第149回 自然を感じたい人にオススメ 

7月
  図書館司書 古德 ひとみ
    私のオススメ
  『森のノート』

  酒井駒子著 
  筑摩書房 2017年9月発行
   

 本書は、絵本作家の酒井駒子さんによるエッセイ集です。『森のノート』とタイトルにある通り、森や山、川等、著者が身の回りの自然の中で過ごした記録が綴られています。読み進める内、だんだん自分も本の中に出てくる自然の中にいるような気がして、とても心地よく感じられました。

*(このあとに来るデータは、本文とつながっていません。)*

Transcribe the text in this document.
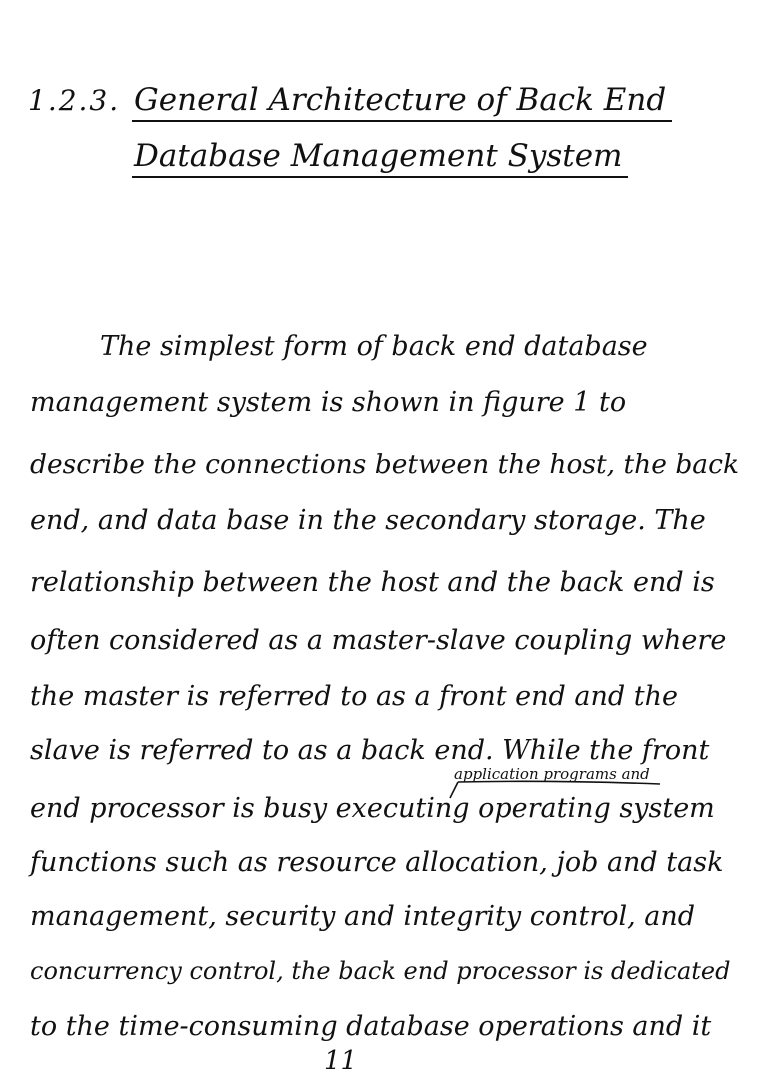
1.2.3. General Architecture of Back End
Database Management System
The simplest form of back end database
management system is shown in figure 1 to
describe the connections between the host, the back
end, and data base in the secondary storage. The
relationship between the host and the back end is
often considered as a master-slave coupling where
the master is referred to as a front end and the
slave is referred to as a back end. While the front
application programs and
end processor is busy executing operating system
functions such as resource allocation, job and task
management, security and integrity control, and
concurrency control, the back end processor is dedicated
to the time-consuming database operations and it
11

 色んなエピソードが収録されているのですが、その中でもおすすめなのは、著者が「山の家」(とその周辺)で過ごした時の様子を書いたエッセイの数々です。
 一緒に連れて来た飼い猫が庭で楽しそうに虫を追い掛ける様子を観察したり、雪が積もった朝に、動物の足跡を追いかけて近くの森の奥に入っていったり、暖かい日に、おにぎりとお茶を持って森に遊びに行ったりと、著者の日常そのものが自然の中に溶け込んでいる気がして、何だかとても羨ましくなりました。
 ただその一方で、冬を越せなかった動物たちの亡骸や、飼い猫の手に掛けられてしまった虫を発見する場面が登場します。瑞々しい自然の中に垣間見える死が、本書に程良い陰影を与えているように思います
 エッセイの一つ一つに添えられたどこか寂し気なイラストも合わせて、味わい深い1冊だと思います。夜眠る前に一編ずつ読んでいくのがおすすめです。  

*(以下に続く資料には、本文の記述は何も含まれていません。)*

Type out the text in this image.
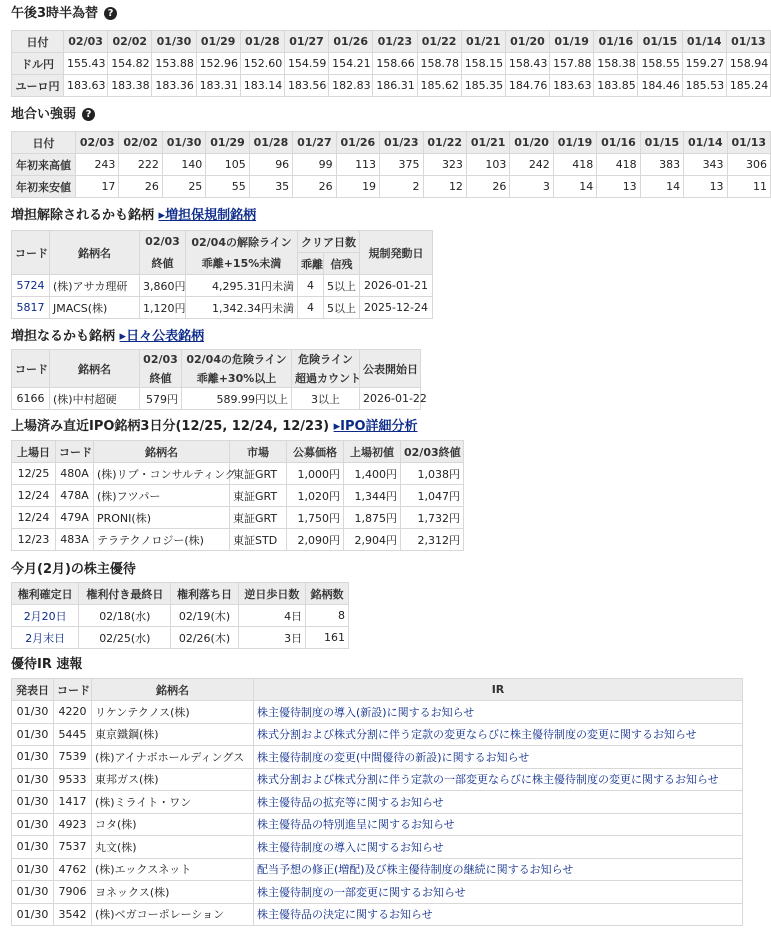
午後3時半為替 ?
日付	02/03	02/02	01/30	01/29	01/28	01/27	01/26	01/23	01/22	01/21	01/20	01/19	01/16	01/15	01/14	01/13
ドル円	155.43	154.82	153.88	152.96	152.60	154.59	154.21	158.66	158.78	158.15	158.43	157.88	158.38	158.55	159.27	158.94
ユーロ円	183.63	183.38	183.36	183.31	183.14	183.56	182.83	186.31	185.62	185.35	184.76	183.63	183.85	184.46	185.53	185.24
地合い強弱 ?
日付	02/03	02/02	01/30	01/29	01/28	01/27	01/26	01/23	01/22	01/21	01/20	01/19	01/16	01/15	01/14	01/13
年初来高値	243	222	140	105	96	99	113	375	323	103	242	418	418	383	343	306
年初来安値	17	26	25	55	35	26	19	2	12	26	3	14	13	14	13	11
増担解除されるかも銘柄 ▸増担保規制銘柄
コード	銘柄名	02/03	02/04の解除ライン	クリア日数		規制発動日
		終値	乖離+15%未満	乖離	信残	
5724	(株)アサカ理研	3,860円	4,295.31円未満	4	5以上	2026-01-21
5817	JMACS(株)	1,120円	1,342.34円未満	4	5以上	2025-12-24
増担なるかも銘柄 ▸日々公表銘柄
コード	銘柄名	02/03	02/04の危険ライン	危険ライン	公表開始日
		終値	乖離+30%以上	超過カウント	
6166	(株)中村超硬	579円	589.99円以上	3以上	2026-01-22
上場済み直近IPO銘柄3日分(12/25, 12/24, 12/23) ▸IPO詳細分析
上場日	コード	銘柄名	市場	公募価格	上場初値	02/03終値
12/25	480A	(株)リブ・コンサルティング	東証GRT	1,000円	1,400円	1,038円
12/24	478A	(株)フツパー	東証GRT	1,020円	1,344円	1,047円
12/24	479A	PRONI(株)	東証GRT	1,750円	1,875円	1,732円
12/23	483A	テラテクノロジー(株)	東証STD	2,090円	2,904円	2,312円
今月(2月)の株主優待
権利確定日	権利付き最終日	権利落ち日	逆日歩日数	銘柄数
2月20日	02/18(水)	02/19(木)	4日	8
2月末日	02/25(水)	02/26(木)	3日	161
優待IR 速報
発表日	コード	銘柄名	IR
01/30	4220	リケンテクノス(株)	株主優待制度の導入(新設)に関するお知らせ
01/30	5445	東京鐵鋼(株)	株式分割および株式分割に伴う定款の変更ならびに株主優待制度の変更に関するお知らせ
01/30	7539	(株)アイナボホールディングス	株主優待制度の変更(中間優待の新設)に関するお知らせ
01/30	9533	東邦ガス(株)	株式分割および株式分割に伴う定款の一部変更ならびに株主優待制度の変更に関するお知らせ
01/30	1417	(株)ミライト・ワン	株主優待品の拡充等に関するお知らせ
01/30	4923	コタ(株)	株主優待品の特別進呈に関するお知らせ
01/30	7537	丸文(株)	株主優待制度の導入に関するお知らせ
01/30	4762	(株)エックスネット	配当予想の修正(増配)及び株主優待制度の継続に関するお知らせ
01/30	7906	ヨネックス(株)	株主優待制度の一部変更に関するお知らせ
01/30	3542	(株)ベガコーポレーション	株主優待品の決定に関するお知らせ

第150回 芸術の秋をお家で楽しみたい人にオススメ 

法王庁の避妊法
  図書館司書 野津 恵
   私のオススメ
   『法王庁の避妊法(戯曲)』

   飯島早苗・鈴木裕美著 
   論創社 2007年5月発行
    

 7月頃まで図書館で行っていた「日本の戯曲を読んでみませんか?」という展示で紹介しきれなかった本があり、心残りなので、こちらで紹介させていただきます。この戯曲は、女性の排卵の法則を世界で初めて発見し、「オギノ式」といわれる避妊法が生まれるきっかけになった産婦人科医で医学博士の荻野久作氏の物語を基に書かれたものです。「オギノ式」は、自然に逆らわない避妊法として、人工的な避妊や中絶を忌避するカトリック教徒のローマ法王庁が初めて認めた避妊法だそうで、このタイトルはそこから来ています。その荻野氏が奥様と出会い、また、産婦人科医として患者さんと接する中で、研究を達成させるまでを描いています。

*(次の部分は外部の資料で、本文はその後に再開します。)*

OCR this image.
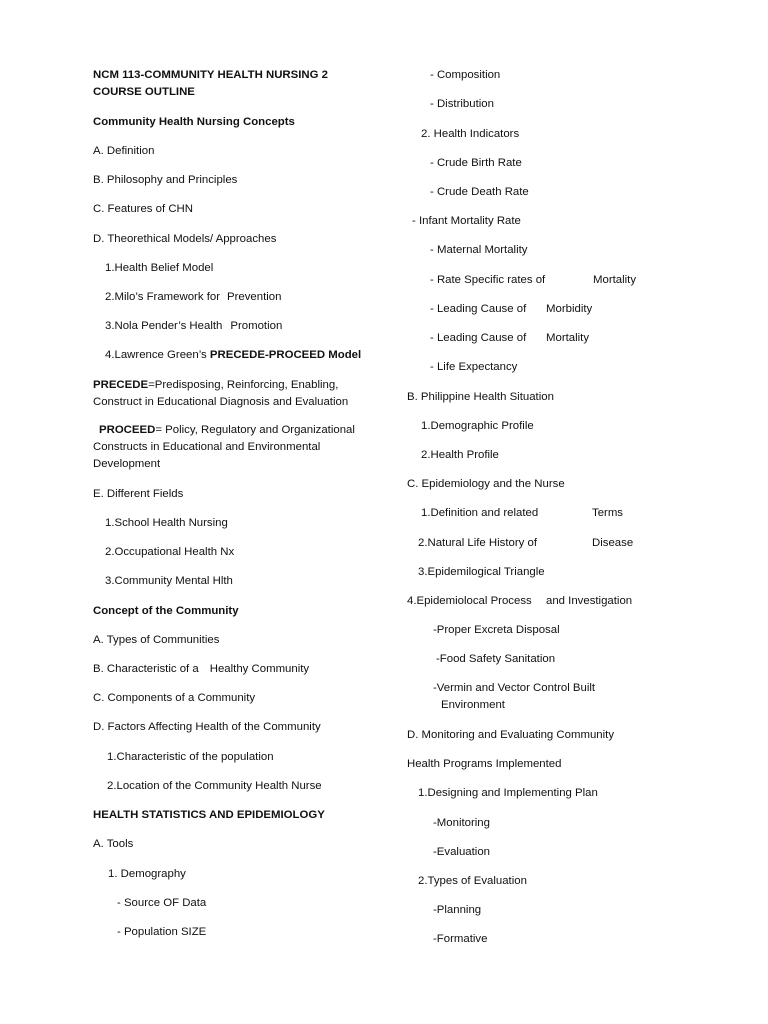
NCM 113-COMMUNITY HEALTH NURSING 2
COURSE OUTLINE
Community Health Nursing Concepts
A. Definition
B. Philosophy and Principles
C. Features of CHN
D. Theorethical Models/ Approaches
1.Health Belief Model
2.Milo’s Framework for Prevention
3.Nola Pender’s Health Promotion
4.Lawrence Green’s PRECEDE-PROCEED Model
PRECEDE=Predisposing, Reinforcing, Enabling, Construct in Educational Diagnosis and Evaluation
PROCEED= Policy, Regulatory and Organizational Constructs in Educational and Environmental Development
E. Different Fields
1.School Health Nursing
2.Occupational Health Nx
3.Community Mental Hlth
Concept of the Community
A. Types of Communities
B. Characteristic of a Healthy Community
C. Components of a Community
D. Factors Affecting Health of the Community
1.Characteristic of the population
2.Location of the Community Health Nurse
HEALTH STATISTICS AND EPIDEMIOLOGY
A. Tools
1. Demography
- Source OF Data
- Population SIZE
- Composition
- Distribution
2. Health Indicators
- Crude Birth Rate
- Crude Death Rate
- Infant Mortality Rate
- Maternal Mortality
- Rate Specific rates of	Mortality
- Leading Cause of Morbidity
- Leading Cause of Mortality
- Life Expectancy
B. Philippine Health Situation
1.Demographic Profile
2.Health Profile
C. Epidemiology and the Nurse
1.Definition and related	Terms
2.Natural Life History of	Disease
3.Epidemilogical Triangle
4.Epidemiolocal Process and Investigation
-Proper Excreta Disposal
-Food Safety Sanitation
-Vermin and Vector Control Built
Environment
D. Monitoring and Evaluating Community
Health Programs Implemented
1.Designing and Implementing Plan
-Monitoring
-Evaluation
2.Types of Evaluation
-Planning
-Formative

 戯曲なので、中身は主に会話が書かれています。会話だけだと、読んでいて少し疲れやすいこともありますが、こちらはテンポの良くて読みやすいです。内容も全体的にほのぼのとしたコメディで、その中に女性として考えさせられる部分もあり、楽しんで読むことができました。
 芸術の秋になりましたが、なかなかおでかけする気分にもなれない今、お家で読む演劇に触れてみるのはいかがでしょうか?図書館には、この他にも読みやすい戯曲が増えましたので、ぜひ見に来てください。